"(Brecht tiene) la virtud de los grandes poetas, la de Esquilo, de Shakespeare o Lope de Vega, los grandes poetas descubren las constantes más allá de las variantes”, señaló el director de la compañía, Luis de Tavira, sobre la cercanía en el tiempo de esa obra.
La pieza se centra en cómo se aplica la reforma agraria en un territorio de la extinta Unión Soviética y plantea la pregunta acerca de la propiedad de la tierra a la que el montaje responde con otro interrogante: "¿De quién son los hijos?”, según el dramaturgo.
De Tavira intenta responder esas cuestiones “a través de esta fábula” que viene en “tiempos de devastación de la naturaleza”.
“Ahora habría que preocuparse mucho, resulta cada vez más vigente y eso es preocupante porque es un poeta de los ‘tiempos difíciles’, de la catástrofe de la Segunda Guerra Mundial, que pensábamos superados y parece que la situación ha empeorado”, explicó el dramaturgo.
Para De Tavira el señalamiento del autor alemán que vivió entre 1898 y 1956 supone también un análisis de lo que sucede y del “sufrimiento de las mayorías que alcanza una vigencia sorprendente” hoy en día.
La obra, que estará hasta el próximo martes en el Teatro Cafam de Bellas Artes, gira sobre la determinación de una criada, salvar al bebé de su ama, la esposa del gobernador que lo ha abandonado para salvar su propia vida.
La versión en castellano ha sido organizada por De Tavira y Eduardo Weiss y abre la participación de México en el FITB como país invitado de honor en un festival en el que también estarán la compañía de Luis Manuel Aguilar, el Ballet Folclórico de Guadalajara, Gorguz Teatro, Línea de Sombra o Teatro de Babel, entre otros.
“El círculo de cal” se organizó originalmente en honor de una comunidad indígena mexicana que se formó para defender un bosque y “dio la vida por defenderla de la voracidad” de los narcotraficantes y taladores.
“La voracidad capitalista no se detiene en la explotación del hombre por el hombre, va a la devastación de la naturaleza, saquear océanos, segar lagos y ríos, contaminar el aire que respiramos, una voracidad suicida de un sistema que no parece escarmentar”, dijo De Tavira preguntado sobre los puntos de unión con la obra original de Brecht.
Sin embargo, para el mexicano la pieza del autor alemán “va al fondo de la situación” y está llena de esperanza y optimismo, ya que la escribió con la Segunda Guerra Mundial terminada y con la posibilidad frente a sus ojos de hacer una utopía.
Por ello, supone “un homenaje a la bondad”, especialmente dentro de la “paradoja e ironía” de que en los momentos “más atroces” aparece la gente más bondadosa, “esa que no es noticia porque son noticia los criminales y no los solidarios que en el silencio dan la vida por el semejante”.
El montaje cuenta especialmente con la sensibilidad teatral de De Tavira, para quien las artes escénicas son “la defensa de lo humano”.
Para él, el teatro “es el arte de la persona” puesto que esa misma palabra procede de las artes escénicas.

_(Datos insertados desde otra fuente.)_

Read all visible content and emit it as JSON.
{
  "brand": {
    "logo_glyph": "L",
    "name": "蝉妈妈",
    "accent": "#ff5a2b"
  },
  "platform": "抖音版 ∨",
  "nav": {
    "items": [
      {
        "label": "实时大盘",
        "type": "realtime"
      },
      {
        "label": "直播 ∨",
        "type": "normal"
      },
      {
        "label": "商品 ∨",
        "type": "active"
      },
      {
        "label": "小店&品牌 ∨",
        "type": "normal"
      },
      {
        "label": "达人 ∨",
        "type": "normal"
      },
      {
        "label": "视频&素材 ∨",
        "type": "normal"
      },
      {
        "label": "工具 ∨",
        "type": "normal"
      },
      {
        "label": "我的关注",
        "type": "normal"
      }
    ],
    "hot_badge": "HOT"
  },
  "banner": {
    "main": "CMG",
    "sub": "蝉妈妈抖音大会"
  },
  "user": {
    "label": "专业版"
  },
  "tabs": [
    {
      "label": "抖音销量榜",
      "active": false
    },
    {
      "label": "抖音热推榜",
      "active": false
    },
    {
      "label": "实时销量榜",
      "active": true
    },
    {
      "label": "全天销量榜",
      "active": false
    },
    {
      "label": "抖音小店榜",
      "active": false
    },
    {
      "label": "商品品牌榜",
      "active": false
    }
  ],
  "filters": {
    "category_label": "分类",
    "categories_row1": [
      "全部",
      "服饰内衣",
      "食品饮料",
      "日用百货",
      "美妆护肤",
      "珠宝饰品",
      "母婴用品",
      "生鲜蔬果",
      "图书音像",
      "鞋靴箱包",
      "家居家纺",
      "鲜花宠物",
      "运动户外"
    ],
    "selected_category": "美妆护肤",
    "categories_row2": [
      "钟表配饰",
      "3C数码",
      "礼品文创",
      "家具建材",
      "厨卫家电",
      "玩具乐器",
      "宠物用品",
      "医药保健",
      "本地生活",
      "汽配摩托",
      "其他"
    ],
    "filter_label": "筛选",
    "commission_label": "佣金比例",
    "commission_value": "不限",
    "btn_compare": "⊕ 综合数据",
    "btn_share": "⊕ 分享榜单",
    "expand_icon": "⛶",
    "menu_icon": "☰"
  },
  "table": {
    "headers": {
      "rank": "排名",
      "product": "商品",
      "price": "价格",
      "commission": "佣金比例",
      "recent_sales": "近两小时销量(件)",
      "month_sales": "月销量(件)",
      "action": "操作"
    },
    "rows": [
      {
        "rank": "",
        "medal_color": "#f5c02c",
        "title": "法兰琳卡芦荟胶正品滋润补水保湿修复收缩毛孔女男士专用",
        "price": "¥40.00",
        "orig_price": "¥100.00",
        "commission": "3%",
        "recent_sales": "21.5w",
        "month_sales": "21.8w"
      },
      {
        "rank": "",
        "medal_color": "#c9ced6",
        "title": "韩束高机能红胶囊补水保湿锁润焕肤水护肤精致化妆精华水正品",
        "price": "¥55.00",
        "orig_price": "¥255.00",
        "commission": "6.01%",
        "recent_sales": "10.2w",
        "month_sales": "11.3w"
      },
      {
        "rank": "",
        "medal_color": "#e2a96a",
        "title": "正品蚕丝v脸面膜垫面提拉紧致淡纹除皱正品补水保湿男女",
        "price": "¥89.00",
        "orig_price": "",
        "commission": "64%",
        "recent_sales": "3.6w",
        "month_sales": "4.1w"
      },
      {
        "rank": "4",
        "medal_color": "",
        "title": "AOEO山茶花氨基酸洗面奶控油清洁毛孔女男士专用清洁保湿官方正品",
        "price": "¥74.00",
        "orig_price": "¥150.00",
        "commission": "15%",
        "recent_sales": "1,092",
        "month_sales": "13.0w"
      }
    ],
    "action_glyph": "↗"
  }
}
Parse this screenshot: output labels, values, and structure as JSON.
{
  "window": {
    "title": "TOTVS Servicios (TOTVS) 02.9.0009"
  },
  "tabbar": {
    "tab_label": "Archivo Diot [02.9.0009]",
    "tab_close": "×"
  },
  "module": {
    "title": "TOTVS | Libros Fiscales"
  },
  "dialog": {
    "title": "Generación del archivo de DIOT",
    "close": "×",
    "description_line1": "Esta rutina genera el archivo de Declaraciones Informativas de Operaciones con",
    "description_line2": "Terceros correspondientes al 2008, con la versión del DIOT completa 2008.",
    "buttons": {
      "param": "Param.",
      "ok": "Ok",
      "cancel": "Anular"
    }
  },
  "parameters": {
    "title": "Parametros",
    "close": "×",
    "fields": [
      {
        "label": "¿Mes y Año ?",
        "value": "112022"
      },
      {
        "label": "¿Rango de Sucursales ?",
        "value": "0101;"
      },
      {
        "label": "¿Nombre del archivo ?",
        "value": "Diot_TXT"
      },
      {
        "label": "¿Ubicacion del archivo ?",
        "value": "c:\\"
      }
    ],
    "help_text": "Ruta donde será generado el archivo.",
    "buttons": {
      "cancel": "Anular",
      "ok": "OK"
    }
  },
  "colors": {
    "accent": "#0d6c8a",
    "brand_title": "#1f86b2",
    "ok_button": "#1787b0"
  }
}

Los seres humanos nos concebimos personas gracias al teatro y es una “necesidad urgente”. Hay mucha inquietud y “mucho cuestionamiento, sobre todo en una juventud que está muy harta de los mensajes que recibe a través de los medios y de la conducción social”, agregó el dramaturgo sobre la propia concepción de su labor.
“Un teatro realista capaz de mostrar lo que sucede en la realidad de la sociedad es un buen teatro; un teatro que analiza las causas es todavía mejor, pero hay uno mejor, el que nos muestra lo que sucede, lo analiza y señala los culpables del sufrimiento, sino que muestra que el cambio es posible”, concluyó.